Underground coal mining with high groundwater levels causes many environmental problems, one of the main ones being subsidence waterlogging. After the subsidence waterlogging, the land faces many problems, such as insufficient land development and difficult and costly land restoration. Therefore, it is necessary to monitor the spatial range and temporal trajectory pattern of surface subsidence in a timely manner. When information about underground mining is lacking, it is difficult by using remote sensing alone to identify and distinguish (i) natural water, (ii) engineering water, and (iii) subsidence waterlogging. In this study, we used the Google Earth Engine platform to develop a method to detect subsidence waterlogging area and the disturbance year. The method includes pixel-based trajectory extraction and object-based water type recognition. First, LandTrendr is used to extract the change water (engineering water and subsidence waterlogging) pixels and its disturbance year. Then, the morphological method to further eliminate engineering water patches, so as to extract subsidence waterlogging.
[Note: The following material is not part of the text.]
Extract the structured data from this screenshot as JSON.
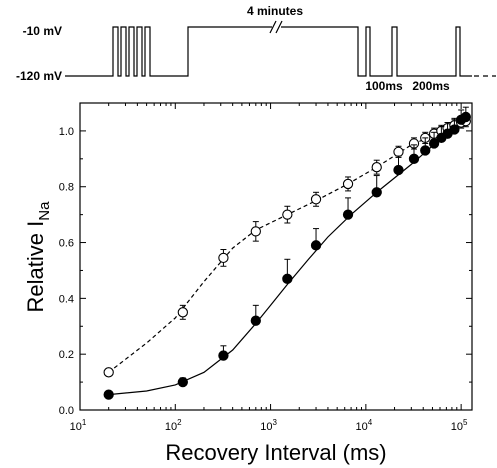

We selected the Panxie mining area in Huainan, China as the study area. Using 33 years of Landsat timeseries data to generate values of the annual water frequency index, maps of the year of water accumulation caused by underground coal mining and the year of restoration during 1989-2016 are drawn with accuracies of 86.5% and 80.7%, respectively. The results show that from 1989 to 2016, the accumulated area of subsidence waterlogging was 7715.25 ha, accounting for 14.5% of the total area of the study area, of which 75.8% occurred from 2008 to 2016. Furthermore, the accumulated area of restoration was 207.18 ha, which occurred after 2007 and accounts for 2.7% of the total area of subsidence waterlogging. Based on the analysis results of the changes of waterlogging types, the best time window for restoration of the waterlogging area is 3y after water accumulation. The main innovation of this paper is to make use of the temporal heterogeneity (Number of year in patches, Y_num) and morphological index (Landscape shape index in patches, LSI) of the change water to distinguish engineering water and subsidence waterlogging.